Hint: Mutual induction is defined as the property of the coils that enables it to oppose the change in the electric flux due to the change in electric current in a nearby placed coil. This change in the electric flux through one coil induces EMF in the other coil; this phenomenon is known as mutual induction.
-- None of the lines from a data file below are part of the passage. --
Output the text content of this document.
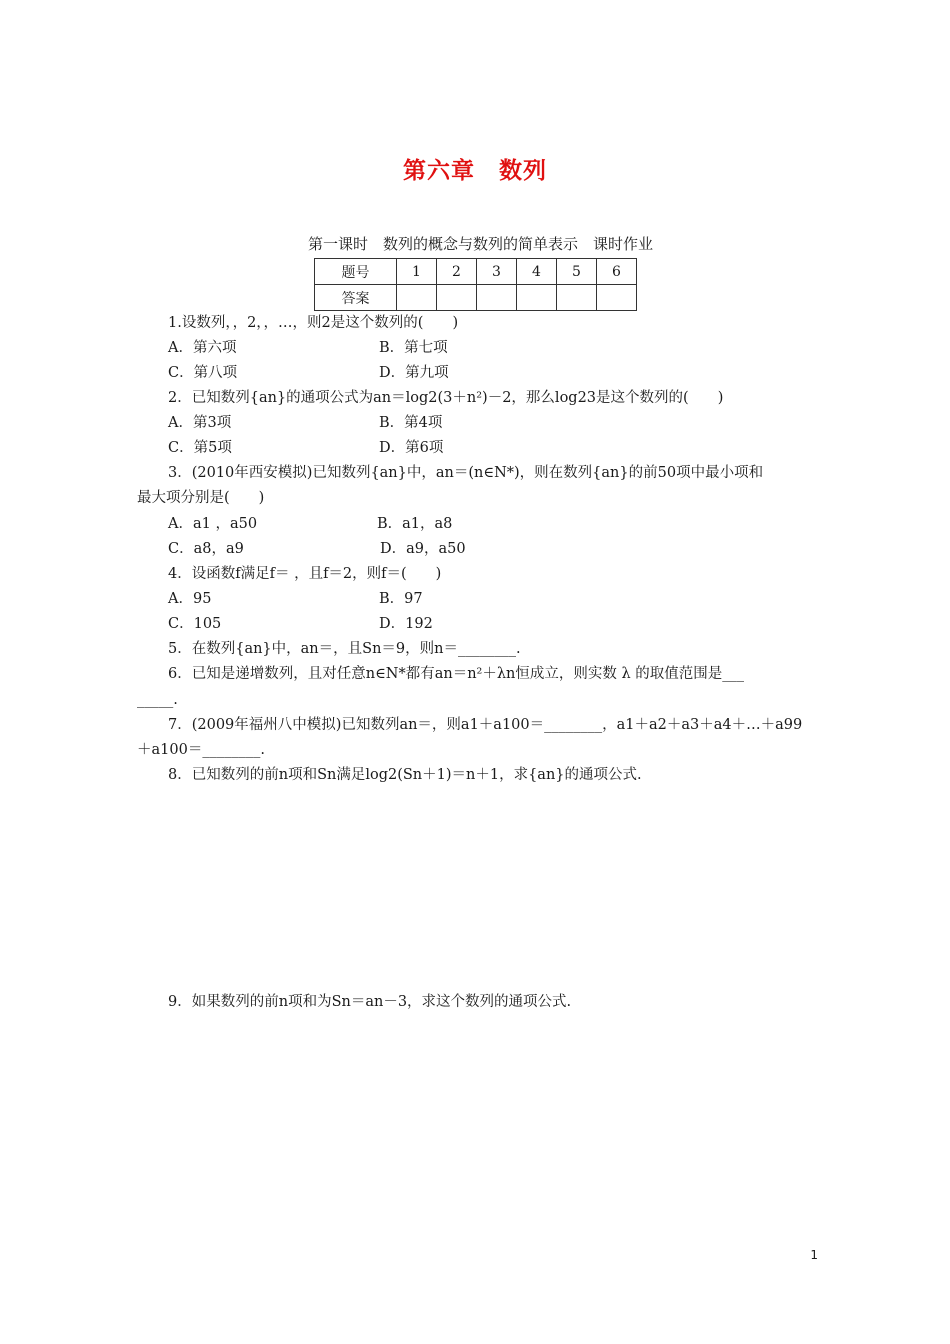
第六章　数列
第一课时　数列的概念与数列的简单表示　课时作业
题号	1	2	3	4	5	6
答案						
1.设数列，，2，，…，则2是这个数列的(　　)
A．第六项	B．第七项
C．第八项	D．第九项
2．已知数列{an}的通项公式为an＝log2(3＋n²)－2，那么log23是这个数列的(　　)
A．第3项	B．第4项
C．第5项	D．第6项
3．(2010年西安模拟)已知数列{an}中，an＝(n∈N*)，则在数列{an}的前50项中最小项和
最大项分别是(　　)
A．a1 ，a50	B．a1，a8
C．a8，a9	D．a9，a50
4．设函数f满足f＝ ，且f＝2，则f＝(　　)
A．95	B．97
C．105	D．192
5．在数列{an}中，an＝，且Sn＝9，则n＝________.
6．已知是递增数列，且对任意n∈N*都有an＝n²＋λn恒成立，则实数 λ 的取值范围是___
_____.
7．(2009年福州八中模拟)已知数列an＝，则a1＋a100＝________，a1＋a2＋a3＋a4＋…＋a99
＋a100＝________.
8．已知数列的前n项和Sn满足log2(Sn＋1)＝n＋1，求{an}的通项公式.
9．如果数列的前n项和为Sn＝an－3，求这个数列的通项公式.
1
The coefficient of mutual inductance is the proportionality constant between E.M.F. induced and the rate of change of electric current with respect to time in the adjacent coil.

Formula used:
$E = M\dfrac{{dI}}{{dt}}$
Where $E$ is E.M.F., $M$ is the coefficient of mutual inductance, and $\dfrac{{dI}}{{dt}}$ is the rate of change of electric current with respect to time.

Complete step by step solution:
From the phenomena, mutual induction change in the electric current through one coil induces EMF in the other coil.
$ \Rightarrow E = M\dfrac{{dI}}{{dt}}$
Where $E$is the E.M.F.(Electro-Motive Force), $M$ is the coefficient of mutual inductance, and $\dfrac{{dI}}{{dt}}$ is the rate of change of electric current with respect to time.
Given,
$M = 5mH$ and $I = 10\sin (100\pi t)A$
$5mH = 5 \times {10^{ - 3}}H$
From above we can say that,
$ \Rightarrow E = M\dfrac{{dI}}{{dt}}$
$ \Rightarrow E = 5 \times {10^{ - 3}} \times \dfrac{{d(10\sin (100\pi t))}}{{dt}}$
(We know that $\dfrac{{d(\sin ax)}}{{dx}} = a\cos ax$
$ \Rightarrow E = 5 \times {10^{ - 3}} \times (10 \times 100\pi \times \cos (100\pi t))$
For ${E_{\max }}$ $\cos (100\pi t) = 1$ as we want the maximum value and \[\cos \theta \in [ - 1,1]\forall \theta \in R\]
$ \Rightarrow {E_{\max }} = 5 \times {10^{ - 3}} \times (10 \times 100\pi )$
$ \Rightarrow {E_{\max }} = 5\pi V$

Hence, the correct answer is option (C) $5\pi V$

Additional information:
Mutual induction is the phenomena behind the working of an electric transformer, induction cooktop, induction furnace, and many more.
When inductors are placed in series the inductance of the system is also influenced by the coefficient of mutual inductance of the coils in the system.

Note:
In self-induction, E.M.F. is induced due to the change in electric current in the same coil in which E.M.F. is induced. But in the case of mutual induction, E.M.F. is induced due to the change in electric current in the coil adjacent to the one in which E.M.F. is induced.